Sarkozy : travail, lèche et bonapartisme

2007/08/10 | Par Camille Beaulieu

Rouyn-Noranda- Émule d’Iznogoud, ce « workoolic » devient sympathique de manger si compulsivement ses bas pour la présidence. L’étalage public de ses déboires conjugaux vaut bien le coït interrompu de Félix Faure, lequel, raillait Clemenceau, vécut César pour mourir Pompée. Mais Nicolas Sarkozy s’inspire plutôt de Napoléon, le réformateur iconoclaste.

Catherine Nay (experte en grands fauves : Mitterand, Giscard et Chirac) brosse un portrait à la hussarde du paquet surprise que les Français viennent de porter à l’Élysée. Nicolas Sarkozy fascine et dérange, constate-t-elle, parce qu’il : « est à tous égards un homme politique hors normes. »

Racines « draculesques »

Côté cour, Nicolas Sarkozy est le fils d’un hobereau hongrois, Pal Sarkozy de Nagybosca. Racines « draculesques » auxquelles le blason familial, un loup nanti d’un sabre, ajoute un je-ne-sais-quoi d’inquiétant. Réfugié en France à la fin de la guerre, le papa délaisse sa nichée, fait fortune dans la publicité et se dissout dans le plaisir. « Son retour vers la famille, constate Nay, sera proportionnel à la montée de Nico en politique.»
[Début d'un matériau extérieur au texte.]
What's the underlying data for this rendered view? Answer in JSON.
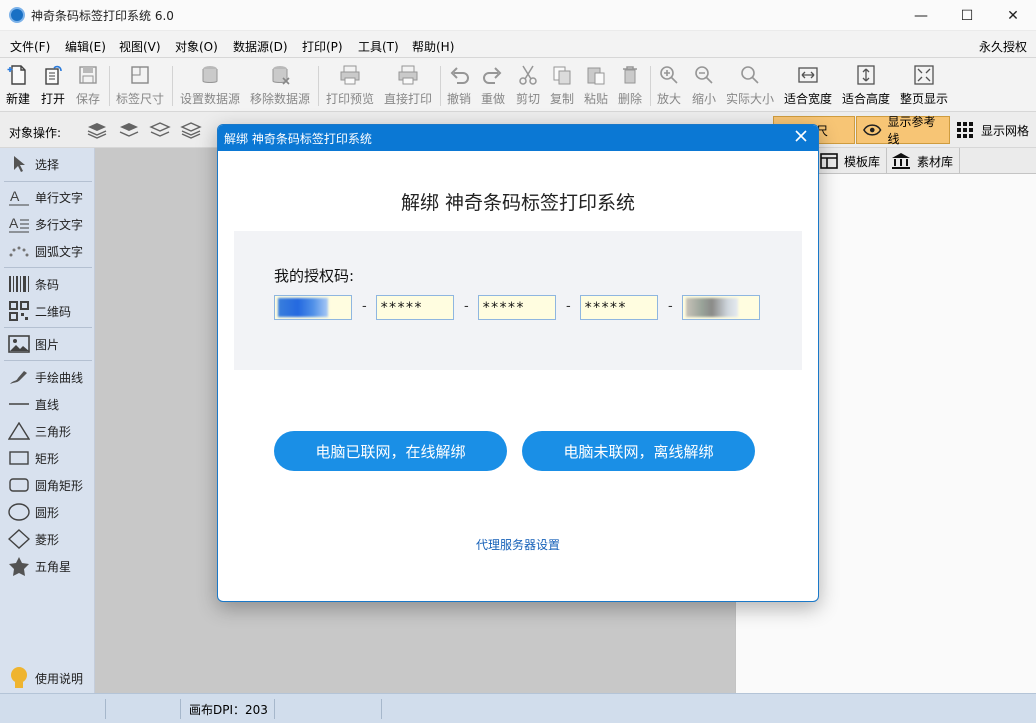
{
  "window": {
    "title": "神奇条码标签打印系统 6.0",
    "controls": {
      "minimize": "—",
      "maximize": "☐",
      "close": "✕"
    }
  },
  "menubar": {
    "items": [
      "文件(F)",
      "编辑(E)",
      "视图(V)",
      "对象(O)",
      "数据源(D)",
      "打印(P)",
      "工具(T)",
      "帮助(H)"
    ],
    "license": "永久授权"
  },
  "toolbar": {
    "new": "新建",
    "open": "打开",
    "save": "保存",
    "label_size": "标签尺寸",
    "set_datasource": "设置数据源",
    "remove_datasource": "移除数据源",
    "print_preview": "打印预览",
    "print_direct": "直接打印",
    "undo": "撤销",
    "redo": "重做",
    "cut": "剪切",
    "copy": "复制",
    "paste": "粘贴",
    "delete": "删除",
    "zoom_in": "放大",
    "zoom_out": "缩小",
    "actual_size": "实际大小",
    "fit_width": "适合宽度",
    "fit_height": "适合高度",
    "full_page": "整页显示"
  },
  "toolbar2": {
    "object_ops_label": "对象操作:",
    "show_ruler": "显示标尺",
    "show_guides": "显示参考线",
    "show_grid": "显示网格"
  },
  "sidebar": {
    "select": "选择",
    "single_text": "单行文字",
    "multi_text": "多行文字",
    "arc_text": "圆弧文字",
    "barcode": "条码",
    "qrcode": "二维码",
    "image": "图片",
    "freehand": "手绘曲线",
    "line": "直线",
    "triangle": "三角形",
    "rectangle": "矩形",
    "round_rect": "圆角矩形",
    "circle": "圆形",
    "diamond": "菱形",
    "star": "五角星",
    "help": "使用说明"
  },
  "right_panel": {
    "tabs": [
      "模板库",
      "素材库"
    ]
  },
  "status": {
    "dpi": "画布DPI：203"
  },
  "dialog": {
    "title": "解绑 神奇条码标签打印系统",
    "heading": "解绑 神奇条码标签打印系统",
    "code_label": "我的授权码:",
    "code_fields": [
      "",
      "*****",
      "*****",
      "*****",
      ""
    ],
    "dash": "-",
    "btn_online": "电脑已联网，在线解绑",
    "btn_offline": "电脑未联网，离线解绑",
    "proxy": "代理服务器设置"
  },
  "colors": {
    "accent": "#0b78d4",
    "pill": "#1a8fe6",
    "highlight": "#fcc978",
    "sidebar": "#dde6f3"
  }
}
Ce déchirement est la source vraisemblable de l’incroyable énergie mise, sa vie durant, par Sarkozy à arriver.

Un pouvoir nommé désir

Côté jardin, notre homme rafraîchit. Non qu’il soit tout blanc, lui aussi traîne ses casseroles, ce qu’on appelle des affaires en France; mais qui n’a pas ses petits défauts. Sarkozy s’est mérité la confiance d’une large majorité des Français dans son rôle de réformateur inflexible au Budget puis à l’Intérieur. Le Sarkozy d’« un pouvoir nommé désir » détonne de ses prédécesseurs par sa mesure. Mitterand, hédoniste inspiré du Quattrocento. Chirac, faux soudard aux saillies de casernes : « À nos femmes. À nos chevaux. Et à ceux qui les montent ! »

Pour le meilleur comme pour le pire, Sarkozy, lui, reflète des valeurs bourgeoises: travailleur, efficace, égotiste et tout à la fois roublard et sentimental.

Lèche et trahisons

Nicolas Sarkozy est né à 19 ans, en collant sa première affiche pour l’UDR en 1974. Il devient gaulliste alors que Pompidou se meurt. Au portillon des présidentiables de droite, Valéry Giscard d’Estaing se pourlèche les babines avec la langue de Jacques Chirac dans le dos du candidat gaulliste officiel, Jacques Chaban-Delmas.

Cette trahison accouchera d’un néologisme : « se faire chabaniser ». Ce sera la première leçon de politique d’un Nicolas trop jeune pour voter. Fidèle, Sarko ne deviendra l’homme de Chirac qu’après la création du RPR sur la dépouille de l’UDR en 1975.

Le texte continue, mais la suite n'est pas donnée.